Съезжаю вниз по выдвижной лестнице, смотрю, кого нужно принимать. Бочонок медленно ползёт за мной, прижимая к себе камеру. Беру камеру, помогаю ему слезть. За Бочонком — Милка, принимаю её за талию, опускаю на землю. Милка смотрит на меня влюблёнными глазами. Алёна спрыгивает сама с середины лестницы, приземляется изящно, по-кошачьи. Смотрит с усмешкой.
Идём по улице.
— Завтра у цеха, в полдень, — говорит Киря.

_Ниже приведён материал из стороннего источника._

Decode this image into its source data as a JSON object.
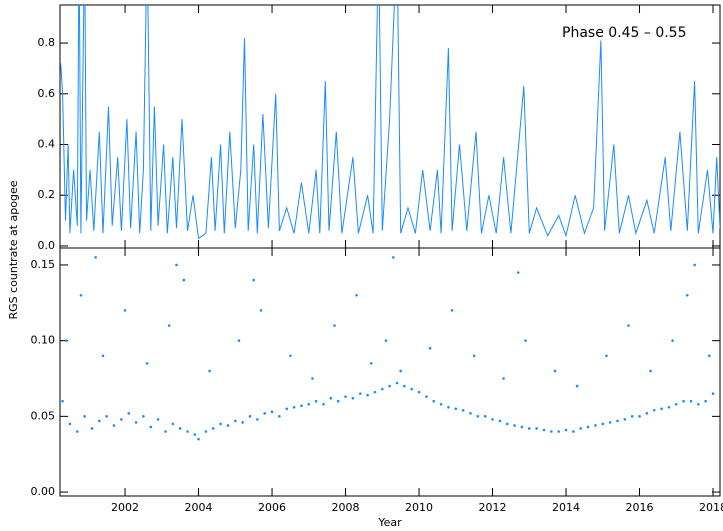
{
  "chart_data": [
    {
      "type": "line",
      "annotation": "Phase 0.45 – 0.55",
      "ylabel": "RGS countrate at apogee",
      "color": "#1a8cff",
      "ylim": [
        -0.008,
        0.95
      ],
      "yticks": [
        {
          "value": 0,
          "label": "0.0"
        },
        0.2,
        0.4,
        0.6,
        0.8
      ],
      "x": [
        2000.25,
        2000.3,
        2000.38,
        2000.45,
        2000.5,
        2000.6,
        2000.7,
        2000.75,
        2000.8,
        2000.9,
        2000.95,
        2001.05,
        2001.15,
        2001.3,
        2001.4,
        2001.55,
        2001.65,
        2001.8,
        2001.9,
        2002.05,
        2002.15,
        2002.3,
        2002.4,
        2002.5,
        2002.6,
        2002.7,
        2002.8,
        2002.9,
        2003.05,
        2003.15,
        2003.3,
        2003.4,
        2003.55,
        2003.7,
        2003.85,
        2004.0,
        2004.2,
        2004.35,
        2004.45,
        2004.6,
        2004.7,
        2004.85,
        2005.0,
        2005.15,
        2005.25,
        2005.35,
        2005.5,
        2005.6,
        2005.75,
        2005.9,
        2006.1,
        2006.2,
        2006.4,
        2006.6,
        2006.8,
        2007.0,
        2007.2,
        2007.3,
        2007.45,
        2007.55,
        2007.75,
        2007.9,
        2008.2,
        2008.35,
        2008.6,
        2008.75,
        2008.9,
        2009.0,
        2009.2,
        2009.4,
        2009.5,
        2009.7,
        2009.9,
        2010.1,
        2010.3,
        2010.5,
        2010.6,
        2010.8,
        2010.9,
        2011.1,
        2011.3,
        2011.55,
        2011.7,
        2011.9,
        2012.1,
        2012.3,
        2012.5,
        2012.85,
        2013.0,
        2013.2,
        2013.5,
        2013.8,
        2014.0,
        2014.25,
        2014.5,
        2014.75,
        2014.95,
        2015.05,
        2015.3,
        2015.45,
        2015.7,
        2015.9,
        2016.2,
        2016.4,
        2016.7,
        2016.85,
        2017.1,
        2017.3,
        2017.5,
        2017.6,
        2017.85,
        2018.0,
        2018.1,
        2018.19
      ],
      "values": [
        0.72,
        0.6,
        0.1,
        0.4,
        0.05,
        0.3,
        0.08,
        1.2,
        0.05,
        1.2,
        0.1,
        0.3,
        0.06,
        0.45,
        0.05,
        0.55,
        0.08,
        0.35,
        0.06,
        0.5,
        0.07,
        0.45,
        0.05,
        0.3,
        1.2,
        0.06,
        0.55,
        0.08,
        0.4,
        0.05,
        0.35,
        0.07,
        0.5,
        0.06,
        0.2,
        0.03,
        0.05,
        0.35,
        0.06,
        0.4,
        0.05,
        0.45,
        0.07,
        0.3,
        0.82,
        0.06,
        0.4,
        0.05,
        0.52,
        0.07,
        0.6,
        0.06,
        0.15,
        0.05,
        0.25,
        0.05,
        0.3,
        0.05,
        0.65,
        0.06,
        0.45,
        0.05,
        0.35,
        0.05,
        0.2,
        0.05,
        1.2,
        0.06,
        0.5,
        1.2,
        0.05,
        0.15,
        0.05,
        0.3,
        0.06,
        0.3,
        0.05,
        0.78,
        0.06,
        0.4,
        0.06,
        0.45,
        0.05,
        0.2,
        0.05,
        0.35,
        0.05,
        0.63,
        0.05,
        0.15,
        0.04,
        0.12,
        0.04,
        0.2,
        0.05,
        0.15,
        0.81,
        0.06,
        0.4,
        0.05,
        0.2,
        0.05,
        0.18,
        0.05,
        0.35,
        0.06,
        0.45,
        0.06,
        0.65,
        0.05,
        0.3,
        0.05,
        0.35,
        0.07
      ]
    },
    {
      "type": "scatter",
      "xlabel": "Year",
      "color": "#1a8cff",
      "xlim": [
        2000.23,
        2018.19
      ],
      "xticks": [
        2002,
        2004,
        2006,
        2008,
        2010,
        2012,
        2014,
        2016,
        2018
      ],
      "ylim": [
        -0.0026,
        0.1612
      ],
      "yticks": [
        {
          "value": 0,
          "label": "0.00"
        },
        0.05,
        {
          "value": 0.1,
          "label": "0.10"
        },
        0.15
      ],
      "x": [
        2000.3,
        2000.5,
        2000.7,
        2000.9,
        2001.1,
        2001.3,
        2001.5,
        2001.7,
        2001.9,
        2002.1,
        2002.3,
        2002.5,
        2002.7,
        2002.9,
        2003.1,
        2003.3,
        2003.5,
        2003.7,
        2003.9,
        2004.0,
        2004.2,
        2004.4,
        2004.6,
        2004.8,
        2005.0,
        2005.2,
        2005.4,
        2005.6,
        2005.8,
        2006.0,
        2006.2,
        2006.4,
        2006.6,
        2006.8,
        2007.0,
        2007.2,
        2007.4,
        2007.6,
        2007.8,
        2008.0,
        2008.2,
        2008.4,
        2008.6,
        2008.8,
        2009.0,
        2009.2,
        2009.4,
        2009.6,
        2009.8,
        2010.0,
        2010.2,
        2010.4,
        2010.6,
        2010.8,
        2011.0,
        2011.2,
        2011.4,
        2011.6,
        2011.8,
        2012.0,
        2012.2,
        2012.4,
        2012.6,
        2012.8,
        2013.0,
        2013.2,
        2013.4,
        2013.6,
        2013.8,
        2014.0,
        2014.2,
        2014.4,
        2014.6,
        2014.8,
        2015.0,
        2015.2,
        2015.4,
        2015.6,
        2015.8,
        2016.0,
        2016.2,
        2016.4,
        2016.6,
        2016.8,
        2017.0,
        2017.2,
        2017.4,
        2017.6,
        2017.8,
        2018.0,
        2000.4,
        2000.8,
        2001.4,
        2002.0,
        2002.6,
        2003.2,
        2003.6,
        2004.3,
        2005.1,
        2005.7,
        2006.5,
        2007.1,
        2007.7,
        2008.3,
        2008.7,
        2009.1,
        2009.5,
        2010.3,
        2010.9,
        2011.5,
        2012.3,
        2012.9,
        2013.7,
        2014.3,
        2015.1,
        2015.7,
        2016.3,
        2016.9,
        2017.3,
        2017.9,
        2001.2,
        2003.4,
        2005.5,
        2009.3,
        2012.7,
        2017.5
      ],
      "values": [
        0.06,
        0.045,
        0.04,
        0.05,
        0.042,
        0.047,
        0.05,
        0.044,
        0.048,
        0.052,
        0.046,
        0.05,
        0.043,
        0.048,
        0.04,
        0.045,
        0.042,
        0.04,
        0.038,
        0.035,
        0.04,
        0.042,
        0.045,
        0.044,
        0.047,
        0.046,
        0.05,
        0.048,
        0.052,
        0.053,
        0.05,
        0.055,
        0.056,
        0.057,
        0.058,
        0.06,
        0.058,
        0.062,
        0.06,
        0.063,
        0.062,
        0.065,
        0.064,
        0.066,
        0.068,
        0.07,
        0.072,
        0.07,
        0.068,
        0.066,
        0.063,
        0.06,
        0.058,
        0.056,
        0.055,
        0.054,
        0.052,
        0.05,
        0.05,
        0.048,
        0.047,
        0.045,
        0.044,
        0.043,
        0.042,
        0.042,
        0.041,
        0.04,
        0.04,
        0.041,
        0.04,
        0.042,
        0.043,
        0.044,
        0.045,
        0.046,
        0.047,
        0.048,
        0.05,
        0.05,
        0.052,
        0.054,
        0.055,
        0.056,
        0.058,
        0.06,
        0.06,
        0.058,
        0.06,
        0.065,
        0.1,
        0.13,
        0.09,
        0.12,
        0.085,
        0.11,
        0.14,
        0.08,
        0.1,
        0.12,
        0.09,
        0.075,
        0.11,
        0.13,
        0.085,
        0.1,
        0.08,
        0.095,
        0.12,
        0.09,
        0.075,
        0.1,
        0.08,
        0.07,
        0.09,
        0.11,
        0.08,
        0.1,
        0.13,
        0.09,
        0.155,
        0.15,
        0.14,
        0.155,
        0.145,
        0.15
      ]
    }
  ]
}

Цех — это на окраине. Там всё отлично подходит для финальной сцены. Я спрыгиваю в люк и там сталкиваюсь со сталкером Миледи. Это Алёна. Миледи тоже стремится к Золотому Шару. У нас там какой-то дурацкий диалог, кажется, я ещё не читал, сегодня надо ознакомиться. А может, и нет никакого диалога: всё равно половину фраз от балды говорю, просто примерно по сценарию. А потом она как бы чуть не погибает, а я её спасаю. И мы вместе идём к шару. Такой вот хэппи-энд. Ну да, мы отклонились от сюжета. Но в фильме должна быть любовь, иначе не пойдёт. Собственно, там и планировалась любовная сцена, от которой отказалась Алёна.
— О’кей, — говорю я.
Мы выходим на широкую улицу. Машин немного, сейчас вечер, час пик уже позади. Начинает темнеть. Пасмурно, туманно.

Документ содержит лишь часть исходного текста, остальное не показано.